L’analyse de l’idéologie est le dernier type d’analyse que je propose dans cette série. En réfléchissant à un jeu, on peut se demander s’il y a une idéologie derrière l’histoire, la jouabilité et la relation entre les deux. On a par exemple très souvent insisté sur le fait que la série Civilization propose une idéologie déterministe et ethnocentriste en proposant au joueur de diriger une nation parmi un ensemble dont la grande majorité est occidentale, tout au long d’une progression historique suivant aussi celle de l’Occident.

On peut en ce sens se questionner sur la représentation de divers groupes sociaux et voir si elle aussi est teintée d’une idéologie. La représentation des femmes dans les jeux, dont Anita Sarkeesian a abondamment discuté notamment dans sa série Feminist Frequency, témoigne d’une vision du monde où la femme ne sert que comme objet ou décor.

La manière dont les femmes sont habillées dans les jeux vidéo sert le plus souvent un regard masculin:

Mais les questions idéologiques en cachent parfois d’autres, dont celles éthiques. On peut aussi se questionner à savoir par exemple à quel point on peut se sentir responsable des actions qui se produisent dans l’univers d’un jeu.
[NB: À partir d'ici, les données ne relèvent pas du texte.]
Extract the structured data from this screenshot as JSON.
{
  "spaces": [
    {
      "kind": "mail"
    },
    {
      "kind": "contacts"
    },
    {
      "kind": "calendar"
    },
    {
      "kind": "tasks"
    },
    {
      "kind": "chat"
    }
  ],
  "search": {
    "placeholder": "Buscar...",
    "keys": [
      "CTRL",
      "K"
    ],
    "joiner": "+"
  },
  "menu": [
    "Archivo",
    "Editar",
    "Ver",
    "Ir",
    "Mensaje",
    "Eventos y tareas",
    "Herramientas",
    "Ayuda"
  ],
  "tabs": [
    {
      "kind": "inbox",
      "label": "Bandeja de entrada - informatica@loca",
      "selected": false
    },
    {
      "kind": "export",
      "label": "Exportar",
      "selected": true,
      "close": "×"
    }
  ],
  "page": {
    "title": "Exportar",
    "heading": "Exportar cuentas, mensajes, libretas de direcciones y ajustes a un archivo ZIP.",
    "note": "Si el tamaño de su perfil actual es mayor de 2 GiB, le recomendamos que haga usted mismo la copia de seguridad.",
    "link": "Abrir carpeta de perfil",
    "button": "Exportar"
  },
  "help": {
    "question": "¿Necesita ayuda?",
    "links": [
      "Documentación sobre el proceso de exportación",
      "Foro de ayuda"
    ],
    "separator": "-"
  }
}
Le joueur qui triche dans un jeu en ligne peut très certainement avoir un examen de conscience différent de celui qui s’amuse à utiliser un cheat code, mais, parce qu’il participe activement à des actions parfois douteuses sur le plan éthique, le jeu peut être l’occasion d’une réflexion morale ou, simplement, d’un sentiment de culpabilité. Les personnages ont beau être fictifs comme au cinéma, ils peuvent être catalyseurs d’émotions.

D’autres types d’analyse

On peut bien sûr penser à de nombreux autres types d’analyse, que je ne couvrirai pas dans cette série. On peut analyser un jeu du point de vue historique, du point de vue technologique, de sa mise en marché, de sa réception, etc.

Les premières analyses se sont d’abord intéressées à ce qu’était, fondamentalement, un jeu vidéo. Ces réflexions ont mené à ce qu’on a appelé, rétrospectivement, le débat entre les ludologues et les narratologues, qu’on explorera brièvement la semaine prochaine.
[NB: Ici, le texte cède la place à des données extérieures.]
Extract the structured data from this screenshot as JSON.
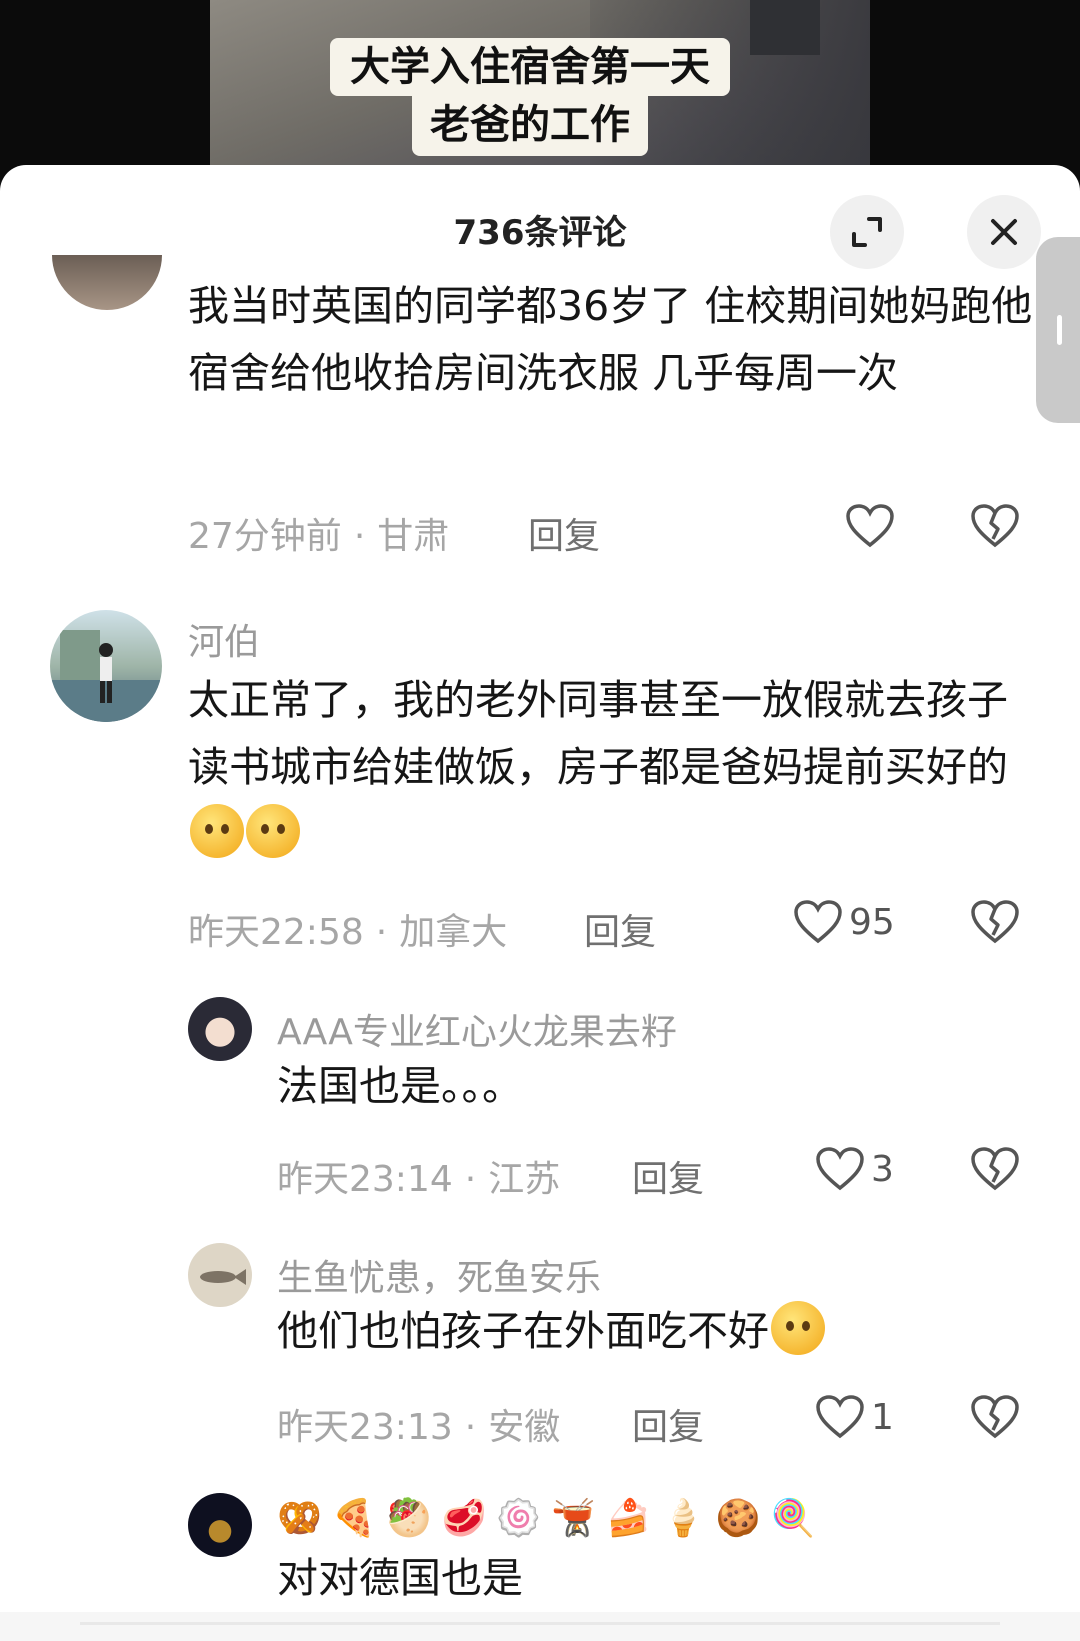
{
  "video": {
    "caption_line1": "大学入住宿舍第一天",
    "caption_line2": "老爸的工作"
  },
  "sheet": {
    "title": "736条评论"
  },
  "comments": [
    {
      "text": "我当时英国的同学都36岁了 住校期间她妈跑他宿舍给他收拾房间洗衣服 几乎每周一次",
      "time": "27分钟前",
      "location": "甘肃",
      "reply_label": "回复",
      "likes": ""
    },
    {
      "username": "河伯",
      "text": "太正常了，我的老外同事甚至一放假就去孩子读书城市给娃做饭，房子都是爸妈提前买好的",
      "time": "昨天22:58",
      "location": "加拿大",
      "reply_label": "回复",
      "likes": "95"
    }
  ],
  "replies": [
    {
      "username": "AAA专业红心火龙果去籽",
      "text": "法国也是。。。",
      "time": "昨天23:14",
      "location": "江苏",
      "reply_label": "回复",
      "likes": "3"
    },
    {
      "username": "生鱼忧患，死鱼安乐",
      "text": "他们也怕孩子在外面吃不好",
      "time": "昨天23:13",
      "location": "安徽",
      "reply_label": "回复",
      "likes": "1"
    },
    {
      "username_stickers": [
        "🥨",
        "🍕",
        "🥙",
        "🥩",
        "🍥",
        "🫕",
        "🍰",
        "🍦",
        "🍪",
        "🍭"
      ],
      "text": "对对德国也是"
    }
  ],
  "separator": "·",
  "colors": {
    "accent_text": "#161616",
    "meta_text": "#a6a6a6",
    "sheet_bg": "#ffffff"
  },
  "icons": [
    "expand-icon",
    "close-icon",
    "heart-icon",
    "heart-broken-icon"
  ]
}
Il faut comprendre qu’on peut approcher un jeu vidéo de différentes manières selon les questions qui nous poussent à l’analyse. Chaque approche et chaque élément considéré entraînera des résultats différents dont il faut tenir en compte.

Références

Bogost, Ian. 2008. « The Rhetoric of Video Games ». Dans Katie Salen (dir.), The Ecology of Games: Connecting Youth, Games, and Learning, p. 117-139. Cambridge, MA: MIT Press.

Bordwell, David et Kristin Thompson. 2000. L’art du film. Une introduction. Paris: de Boeck.

Dor, Simon. 2015. « Identité(s) du joueur et du personnage. Au-delà de l’analyse mimétique des jeux vidéo ». Dans Charles Perraton et Maude Bonenfant (dir.), Identité et multiplicité en ligne, p. 67-86. Montréal: Presses de l’Université du Québec.

Frasca, Gonzalo. 2003. « Simulation versus narrative. Introduction to Ludology ». Dans Mark J. P. Wolf et Bernard Perron (dir.), The video game theory reader, p. 221-235. New York/London: Routledge.

Grodal, Torben. 2003. « Stories for eye, ear, and muscles : video games, media, and embodied experiences ». Dans Mark J. P. Wolf et Bernard Perron (dir.), The video game theory reader, p. 129-155. New York ; London: Routledge.

Kristeva, Julia. 1978. S*emei*otik*e: recherches pour une sémanalyse. Paris: Editions du Seuil.

Perron, Bernard. 2006. « The Heuristic Circle of Gameplay: the Case of Survival Horror ». Dans M. Santorineos (dir.), Gaming Realities: A Challenge for Digital Culture, p. 62-69. Athènes: Fournos.

6 réponses sur “10 angles d’analyse d’un jeu vidéo”

  1. Super billet! J’aurais bien aimé avoir lu cet article avant d’écrire mon texte sur le protagoniste silencieux dans Dragon Age: Origins dans le cadre du cours d’Immersion que j’ai eu avec vous à la session d’hiver 2015! 🙂

  2. Merci Valérie! Je me souviens bien de ton travail. C’était d’ailleurs une session avec 2 ou 3 travaux sur ce jeu. C’est entre autres ce qui m’a poussé à « rattraper » ce jeu que j’avais manqué à sa sortie, et ton travail est très certainement l’un de ceux qui m’ont inspiré à le choisir pour ce billet.

  3. Je suis un peu coupable du nombre de travaux sur ce jeu ! J’ai introduit quelques personnes à Dragon Age au courant de la dernière année scolaire. Oops.

    Bien contente que mon travail t’ai inspiré un peu!